By Mike Steffanos
I know I've said this before, but recent events compel me to restate this: if I wanted to be a Yankees fan I could have been one.
With the Yankees recent signings of C.C. Sabathia, J.J. Burnett and Mark Teixeira, some in the local media are proclaiming that the Mets must go on some sort of similar spending spree to "prove" that they belong in the same city as the Yankees. Typical of the genre is this article penned by the Post's Mike Vaccaro last week:
... [the Mets] should at least start acting like they belong in the varsity league by addressing their lingering needs - starting pitching and more stick - with the most tried-and-true method possible.
By spending their money. By acting like they belong in the same sentence - or the same city - as the Yankees. By not conceding and meekly accepting their place as after-thought, also-ran, and permanent kid brother.
I understand that, as a Mets fan, I am supposed to read Vaccaro's (admittedly effective) inflammatory prose and start screaming at the top of my lungs for Fred Wilpon to start spending like Sarah Palin set loose with someone else's plastic in a Neiman Marcus. Instead, I find myself annoyed by the transparent effort to manipulate my emotions with this crap.
The truth of the matter is and always will be that the Mets need to put a winner on the field. If they do, everything else will take care of itself. If they don't, they can spend untold millions on players and it won't change a thing.
This idea that the Mets have to compete with the Yankees in everything they do is a conceit of many of the local columnists, that the Mets can only measure up by trying to out-Yankees their rivals across the river. The problem with this thinking is that the Yankees themselves have proven over the last eight seasons that you can spend a lot of money and not win anything.
I know a lot of folks are pissed off by the Yankees spending spree. I can't say it bothers me all that much. I think the Yankees took a mighty big risk by tying so much payroll into so few guys.

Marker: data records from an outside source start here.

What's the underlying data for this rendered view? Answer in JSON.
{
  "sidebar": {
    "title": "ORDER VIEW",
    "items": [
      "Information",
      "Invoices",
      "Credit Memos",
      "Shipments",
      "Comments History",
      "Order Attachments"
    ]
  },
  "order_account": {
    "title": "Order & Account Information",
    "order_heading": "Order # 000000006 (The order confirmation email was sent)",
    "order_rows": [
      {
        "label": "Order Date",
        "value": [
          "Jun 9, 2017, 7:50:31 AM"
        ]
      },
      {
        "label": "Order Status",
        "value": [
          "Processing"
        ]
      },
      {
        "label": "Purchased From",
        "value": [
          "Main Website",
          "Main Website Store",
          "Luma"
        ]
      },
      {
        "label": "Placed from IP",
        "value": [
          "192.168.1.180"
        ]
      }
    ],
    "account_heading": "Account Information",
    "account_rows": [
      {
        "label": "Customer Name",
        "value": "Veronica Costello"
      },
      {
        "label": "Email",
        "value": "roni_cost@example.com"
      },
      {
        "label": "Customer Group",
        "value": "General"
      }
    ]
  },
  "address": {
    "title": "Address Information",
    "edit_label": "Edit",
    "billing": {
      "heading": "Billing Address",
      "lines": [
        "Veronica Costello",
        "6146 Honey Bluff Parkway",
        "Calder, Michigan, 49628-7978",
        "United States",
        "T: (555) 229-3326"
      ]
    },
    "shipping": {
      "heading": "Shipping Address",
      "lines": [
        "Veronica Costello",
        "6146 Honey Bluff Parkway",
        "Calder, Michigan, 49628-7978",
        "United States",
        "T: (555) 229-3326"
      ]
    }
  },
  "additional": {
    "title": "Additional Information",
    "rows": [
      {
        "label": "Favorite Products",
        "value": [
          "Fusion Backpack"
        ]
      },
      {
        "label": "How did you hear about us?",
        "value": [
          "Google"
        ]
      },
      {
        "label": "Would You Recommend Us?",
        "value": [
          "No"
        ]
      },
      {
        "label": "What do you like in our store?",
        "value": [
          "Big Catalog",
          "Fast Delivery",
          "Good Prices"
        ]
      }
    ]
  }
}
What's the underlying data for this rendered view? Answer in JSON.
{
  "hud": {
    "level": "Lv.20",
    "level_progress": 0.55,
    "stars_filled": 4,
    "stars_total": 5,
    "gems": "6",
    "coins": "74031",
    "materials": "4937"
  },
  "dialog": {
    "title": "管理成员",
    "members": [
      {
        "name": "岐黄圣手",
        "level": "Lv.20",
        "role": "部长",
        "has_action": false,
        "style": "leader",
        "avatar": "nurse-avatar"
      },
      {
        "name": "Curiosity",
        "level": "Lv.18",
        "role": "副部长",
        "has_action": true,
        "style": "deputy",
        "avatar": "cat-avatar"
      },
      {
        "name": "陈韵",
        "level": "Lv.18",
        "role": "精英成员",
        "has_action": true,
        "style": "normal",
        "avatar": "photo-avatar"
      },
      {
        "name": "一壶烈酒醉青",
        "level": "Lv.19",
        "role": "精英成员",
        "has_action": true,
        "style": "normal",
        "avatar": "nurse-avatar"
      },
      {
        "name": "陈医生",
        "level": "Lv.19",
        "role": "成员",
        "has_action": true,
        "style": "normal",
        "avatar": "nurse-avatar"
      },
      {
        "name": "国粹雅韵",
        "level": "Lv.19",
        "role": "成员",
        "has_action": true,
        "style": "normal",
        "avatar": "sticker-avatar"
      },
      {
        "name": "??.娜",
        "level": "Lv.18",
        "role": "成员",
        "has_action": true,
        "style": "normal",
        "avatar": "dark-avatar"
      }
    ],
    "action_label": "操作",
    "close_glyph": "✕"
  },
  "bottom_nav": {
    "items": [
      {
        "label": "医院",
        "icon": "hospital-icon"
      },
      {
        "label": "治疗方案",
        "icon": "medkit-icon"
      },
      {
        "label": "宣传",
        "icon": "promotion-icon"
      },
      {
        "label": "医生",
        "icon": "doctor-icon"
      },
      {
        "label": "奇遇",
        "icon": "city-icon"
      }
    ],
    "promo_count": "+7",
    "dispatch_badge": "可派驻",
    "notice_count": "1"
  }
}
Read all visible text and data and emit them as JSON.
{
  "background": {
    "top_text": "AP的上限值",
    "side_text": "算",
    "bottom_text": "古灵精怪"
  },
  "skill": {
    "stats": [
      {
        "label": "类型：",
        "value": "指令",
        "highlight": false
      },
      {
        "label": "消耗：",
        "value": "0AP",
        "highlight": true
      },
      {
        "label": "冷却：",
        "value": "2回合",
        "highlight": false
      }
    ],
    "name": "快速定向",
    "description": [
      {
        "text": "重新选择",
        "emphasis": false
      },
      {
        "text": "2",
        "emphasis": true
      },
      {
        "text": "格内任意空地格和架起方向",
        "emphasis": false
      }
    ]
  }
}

Still on the hook for 9 years of Alex Rodriguez' $275 million contract, the Yankees take on $161 million over 7 years for Sabathia, $180 miilion over 10 for Teixeira and $82.5 million over 5 for Burnett. Combine this with the remnants of large contracts owed Derek Jeter (2 more years), Mariano Rivera (2), Jorge Posada (3), Johnny Damon(1), Hideki Matsui (1) and Robinson Cano (3 + 2 option years), and you have a lot of money tied up in a few guys.
If it works -- and nothing less than a championship will matter after this spree -- Cashman and the front office are geniuses. If not, they'll be cannon fodder. If nothing else, I'll give them credit for cojones. If your object is to buy a championship, don't do it halfway. Everyone is going to hate you anyway, you might as well go all in.
I don't need the Mets to try to go dollar for dollar with the Yankees to satisfy me. I want to see them run the club intelligently with a mix of player development, trades and smart agent spending. While mistakes have been made, for the most part they seem to be doing a decent job of balancing the different approaches.
That doesn't mean the Mets shouldn't spend this winter. I'd like to see them do what it takes to get Derek Lowe to sign on the bottom line. If they land Lowe I would still like to see them pursue a contract with Oliver Perez. The way the market is shaping up, it's not out of the realm of possibility that both could be signed. A rotation of Santana, Lowe, Maine, Pelfrey and Perez would be pretty solid.
If they can't come to a reasonable deal with Ollie, a veteran like Randy Wolfe or Pedro (given the right contract) should be signed for the fifth slot. I'd rather see Jon Niese and Bobby Parnell start off the year in the minors, developing their game and providing the Mets with some reasonable quality depth when needed.
I'd still also like to see them land a right-handed 1B/OF type with some pop, and they'll also need a backup infielder capable of providing depth at 2B (particularly if they do start the year with Luis Castillo) and spelling Reyes at shortstop.
If they sign Lowe and Perez they will not have a first or second round pick, and they'll need to offset that by spending in the Latin American market to get some fresh high-ceiling quality into the lower levels of the farm system. Even if Perez does sign elsewhere, bringing back a first or second round and a sandwich pick, they should still look to be aggressive in that regard.
Let guys like Vaccaro fuel the fire as much as they want. The Mets don't need to take part in some sort of juvenile financial pissing contest with the Yanks. They need to be smart, and they need to win. Making the playoffs this year is important after two straight disappointments. Spending money wisely with a purpose is the best way to achieve that.